Global Modeling of Spur Formation in Spiral Galaxies

Abstract

We investigate the formation of substructure in spiral galaxies using global MHD simulations, including gas self-gravity. Our models extend previous local models by Kim and Ostriker (2002) by including the full effects of curvilinear coordinates, a realistic log-spiral perturbation, self-gravitational contribution from 5 radial wavelengths of the spiral shock, and variation of density and epicyclic frequency with radius. We show that with realistic Toomre Q values, self-gravity and galactic differential rotation produce filamentary gaseous structures with kpc-scale separations, regardless of the strength -- or even presence -- of a stellar spiral potential.

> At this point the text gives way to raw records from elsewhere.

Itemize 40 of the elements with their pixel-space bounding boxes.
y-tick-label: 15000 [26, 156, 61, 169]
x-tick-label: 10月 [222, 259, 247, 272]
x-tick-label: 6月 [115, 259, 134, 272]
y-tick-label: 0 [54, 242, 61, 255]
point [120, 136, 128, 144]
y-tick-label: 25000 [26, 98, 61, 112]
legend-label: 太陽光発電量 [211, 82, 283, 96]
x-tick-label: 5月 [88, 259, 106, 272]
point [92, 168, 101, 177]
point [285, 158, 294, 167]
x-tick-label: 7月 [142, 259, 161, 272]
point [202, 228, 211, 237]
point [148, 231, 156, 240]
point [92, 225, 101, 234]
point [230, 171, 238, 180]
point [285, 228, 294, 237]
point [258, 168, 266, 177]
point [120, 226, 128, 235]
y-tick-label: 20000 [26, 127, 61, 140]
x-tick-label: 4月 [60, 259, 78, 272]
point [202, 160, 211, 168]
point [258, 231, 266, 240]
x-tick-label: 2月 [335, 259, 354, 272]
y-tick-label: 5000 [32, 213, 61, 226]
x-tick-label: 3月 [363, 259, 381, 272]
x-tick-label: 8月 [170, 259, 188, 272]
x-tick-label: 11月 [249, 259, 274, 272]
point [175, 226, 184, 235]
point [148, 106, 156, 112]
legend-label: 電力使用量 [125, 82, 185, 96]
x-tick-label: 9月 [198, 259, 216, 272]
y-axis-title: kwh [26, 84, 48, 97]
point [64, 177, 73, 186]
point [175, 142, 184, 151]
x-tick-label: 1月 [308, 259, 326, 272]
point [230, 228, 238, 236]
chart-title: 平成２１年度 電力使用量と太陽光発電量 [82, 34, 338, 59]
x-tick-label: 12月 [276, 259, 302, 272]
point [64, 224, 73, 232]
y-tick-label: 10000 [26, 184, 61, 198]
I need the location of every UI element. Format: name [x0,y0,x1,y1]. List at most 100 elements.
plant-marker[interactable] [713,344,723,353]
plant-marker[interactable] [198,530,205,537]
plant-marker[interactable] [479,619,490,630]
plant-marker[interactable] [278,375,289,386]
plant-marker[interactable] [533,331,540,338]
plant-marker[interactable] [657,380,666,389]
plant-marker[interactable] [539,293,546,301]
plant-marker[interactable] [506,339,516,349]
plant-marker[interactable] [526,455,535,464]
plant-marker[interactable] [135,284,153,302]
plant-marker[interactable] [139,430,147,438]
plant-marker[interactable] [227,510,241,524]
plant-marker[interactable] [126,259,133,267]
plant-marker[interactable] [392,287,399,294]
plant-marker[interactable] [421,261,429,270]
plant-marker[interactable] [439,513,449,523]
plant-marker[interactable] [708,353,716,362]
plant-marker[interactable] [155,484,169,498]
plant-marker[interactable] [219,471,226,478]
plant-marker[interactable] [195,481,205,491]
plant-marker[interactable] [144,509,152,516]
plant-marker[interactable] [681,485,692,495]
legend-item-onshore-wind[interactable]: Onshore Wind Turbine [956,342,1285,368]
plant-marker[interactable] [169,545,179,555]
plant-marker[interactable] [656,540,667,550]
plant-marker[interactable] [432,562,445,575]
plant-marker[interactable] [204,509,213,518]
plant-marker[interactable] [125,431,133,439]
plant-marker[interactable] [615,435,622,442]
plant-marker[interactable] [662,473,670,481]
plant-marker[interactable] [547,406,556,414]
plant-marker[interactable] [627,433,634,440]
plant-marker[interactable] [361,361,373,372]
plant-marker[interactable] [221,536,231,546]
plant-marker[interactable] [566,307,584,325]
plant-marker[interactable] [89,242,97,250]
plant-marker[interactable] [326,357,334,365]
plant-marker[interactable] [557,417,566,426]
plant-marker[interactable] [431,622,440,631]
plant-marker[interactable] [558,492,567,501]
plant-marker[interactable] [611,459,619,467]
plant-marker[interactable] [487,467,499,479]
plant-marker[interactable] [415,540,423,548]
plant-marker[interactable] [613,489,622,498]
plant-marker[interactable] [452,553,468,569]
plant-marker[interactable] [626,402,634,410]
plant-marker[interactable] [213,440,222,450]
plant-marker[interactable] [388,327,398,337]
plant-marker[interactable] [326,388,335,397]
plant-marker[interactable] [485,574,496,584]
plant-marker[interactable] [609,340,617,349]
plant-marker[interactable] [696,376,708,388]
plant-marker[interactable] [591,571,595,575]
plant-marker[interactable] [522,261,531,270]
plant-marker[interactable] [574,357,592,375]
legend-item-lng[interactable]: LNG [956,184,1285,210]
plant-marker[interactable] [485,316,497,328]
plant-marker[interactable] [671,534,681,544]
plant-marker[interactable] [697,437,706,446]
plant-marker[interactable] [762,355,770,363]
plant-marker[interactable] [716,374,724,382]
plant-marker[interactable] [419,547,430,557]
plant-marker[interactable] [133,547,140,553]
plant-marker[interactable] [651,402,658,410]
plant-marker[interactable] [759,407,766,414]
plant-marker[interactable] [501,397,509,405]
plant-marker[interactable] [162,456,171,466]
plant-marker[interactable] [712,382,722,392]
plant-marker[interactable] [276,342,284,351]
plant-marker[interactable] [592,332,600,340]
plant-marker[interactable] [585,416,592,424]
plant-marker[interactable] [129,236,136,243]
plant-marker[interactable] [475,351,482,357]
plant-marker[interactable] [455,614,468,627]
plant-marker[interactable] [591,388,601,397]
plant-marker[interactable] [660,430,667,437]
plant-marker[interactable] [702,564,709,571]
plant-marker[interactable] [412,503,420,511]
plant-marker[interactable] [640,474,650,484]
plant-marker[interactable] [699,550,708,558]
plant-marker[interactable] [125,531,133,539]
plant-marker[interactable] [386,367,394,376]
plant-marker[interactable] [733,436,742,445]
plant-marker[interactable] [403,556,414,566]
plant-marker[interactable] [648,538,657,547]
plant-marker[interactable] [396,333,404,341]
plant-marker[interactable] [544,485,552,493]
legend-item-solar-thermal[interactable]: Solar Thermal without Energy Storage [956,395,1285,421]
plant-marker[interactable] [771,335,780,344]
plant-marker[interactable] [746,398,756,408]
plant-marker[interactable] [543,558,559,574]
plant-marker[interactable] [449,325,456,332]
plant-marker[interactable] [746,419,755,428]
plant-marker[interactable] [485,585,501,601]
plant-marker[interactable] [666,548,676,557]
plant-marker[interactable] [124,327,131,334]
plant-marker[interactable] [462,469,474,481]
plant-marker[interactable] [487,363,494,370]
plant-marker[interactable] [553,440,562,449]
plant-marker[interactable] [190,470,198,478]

However, the growth of sheared features distinctly associated with the spiral arms, described as spurs or feathers in optical and IR observations of many spiral galaxies, requires a sufficiently strong spiral potential in self gravitating models. Unlike independently-growing ''background'' filaments, the orientation of arm spurs depends on galactic location. Inside corotation, spurs emanate outward, on the convex side of the arm; outside corotation, spurs grow inward, on the concave side of the arm. Based on spacing, orientation, and the relation to arm clumps, it is possible to distinguish ''true spurs'' that originate as instabilities in the spiral arms from independently growing ''background'' filaments. Our models also suggest that magnetic fields are important in preserving grand design spiral structure when gas in the arms fragments via self-gravity into GMCs.